ジャパンディスプレイ(JDI)は利益創出力向上に向けた施策を加速する。生産プロセスの見直しなどを進め、2018年度に変動費を前年度に比べ2ケタ%削減する。中国でのスマートフォン用液晶パネル事業では、販売から設計開発、生産まで現地化率を高める。同社は18年度の目標として営業利益率2―3%と、当期黒字化を掲げる。液晶パネル新製品による売り上げ増に加え、コスト削減を徹底することで目標の必達につなげる。

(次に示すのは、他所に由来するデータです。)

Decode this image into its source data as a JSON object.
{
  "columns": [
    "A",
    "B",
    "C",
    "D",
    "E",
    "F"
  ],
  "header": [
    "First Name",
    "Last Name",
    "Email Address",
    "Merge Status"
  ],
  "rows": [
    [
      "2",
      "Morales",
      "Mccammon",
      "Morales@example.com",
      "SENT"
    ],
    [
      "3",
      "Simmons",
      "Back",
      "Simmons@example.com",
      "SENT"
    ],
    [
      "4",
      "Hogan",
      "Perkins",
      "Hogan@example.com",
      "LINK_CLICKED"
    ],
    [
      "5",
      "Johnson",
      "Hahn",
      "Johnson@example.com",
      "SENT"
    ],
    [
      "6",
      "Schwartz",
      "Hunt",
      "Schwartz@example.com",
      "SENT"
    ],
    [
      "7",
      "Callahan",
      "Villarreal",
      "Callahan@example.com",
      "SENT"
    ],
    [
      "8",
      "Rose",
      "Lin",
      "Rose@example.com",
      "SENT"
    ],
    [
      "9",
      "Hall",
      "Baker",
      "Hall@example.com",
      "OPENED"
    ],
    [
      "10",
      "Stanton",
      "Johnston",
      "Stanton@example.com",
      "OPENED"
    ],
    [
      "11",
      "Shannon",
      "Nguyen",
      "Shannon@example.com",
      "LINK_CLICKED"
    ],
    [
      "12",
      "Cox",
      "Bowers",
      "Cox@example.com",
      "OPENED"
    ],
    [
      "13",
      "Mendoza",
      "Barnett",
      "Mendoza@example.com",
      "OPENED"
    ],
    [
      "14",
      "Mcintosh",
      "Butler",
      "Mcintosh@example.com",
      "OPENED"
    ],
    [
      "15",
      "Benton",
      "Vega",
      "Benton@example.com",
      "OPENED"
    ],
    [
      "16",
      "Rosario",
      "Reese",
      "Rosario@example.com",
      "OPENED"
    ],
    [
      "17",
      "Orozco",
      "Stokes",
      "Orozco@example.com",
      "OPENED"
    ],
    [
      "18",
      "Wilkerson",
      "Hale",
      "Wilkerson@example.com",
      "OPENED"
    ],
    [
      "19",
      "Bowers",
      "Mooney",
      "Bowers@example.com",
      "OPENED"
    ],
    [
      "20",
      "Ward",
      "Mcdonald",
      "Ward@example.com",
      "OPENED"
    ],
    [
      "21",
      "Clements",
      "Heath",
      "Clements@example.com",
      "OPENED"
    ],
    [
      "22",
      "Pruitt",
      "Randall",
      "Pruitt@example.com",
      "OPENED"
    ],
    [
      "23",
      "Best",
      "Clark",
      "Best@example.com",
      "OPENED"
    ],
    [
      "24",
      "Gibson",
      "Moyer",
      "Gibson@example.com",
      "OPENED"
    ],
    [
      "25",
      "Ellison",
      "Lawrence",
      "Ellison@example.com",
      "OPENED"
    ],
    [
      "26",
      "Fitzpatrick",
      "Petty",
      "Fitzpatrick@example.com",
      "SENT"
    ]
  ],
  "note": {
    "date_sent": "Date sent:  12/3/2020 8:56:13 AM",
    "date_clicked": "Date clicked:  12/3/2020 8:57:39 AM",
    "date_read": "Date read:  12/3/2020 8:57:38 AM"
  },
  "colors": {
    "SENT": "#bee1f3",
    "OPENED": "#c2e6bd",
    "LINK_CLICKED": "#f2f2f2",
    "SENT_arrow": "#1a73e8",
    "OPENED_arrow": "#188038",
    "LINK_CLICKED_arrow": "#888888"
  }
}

変動費削減は、個別課題解決に向けた専門組織「クロスファンクショナルチーム」のテーマの一つとして取り組む。液晶パネルの加工(前工程)を手がける国内の生産拠点で、例えばガスや液剤といった間接材を対象に生産プロセスの変更も含めてコスト低減策を見直す。サプライチェーン全体でVA(価値分析)活動も進める。さらに海外生産拠点も含めた基幹システムを効率化し、作業性改善につなげる。



中国では主にスマホ用液晶パネルを対象に、パネル加工以外の工程を現地でできるよう権限移譲する。従来、受注活動や品質保証といった部分は現地で行っていた。だが設計開発工程はほとんどを日本で手がけており、事業スピードの低下やコスト増の要因となっていた。現地化比率を引き上げることで、事業効率や顧客対応スピードを高める。

JDIは17年度に4年連続の当期赤字に陥り、収益構造の改善が課題となっている。17年度には能美工場(石川県能美市)の譲渡や、後工程(検査・組み立て)を手がける中国の工場の統廃合など、固定費削減を実施した。18年度も引き続きコスト削減活動を強化し、黒字化を目指す。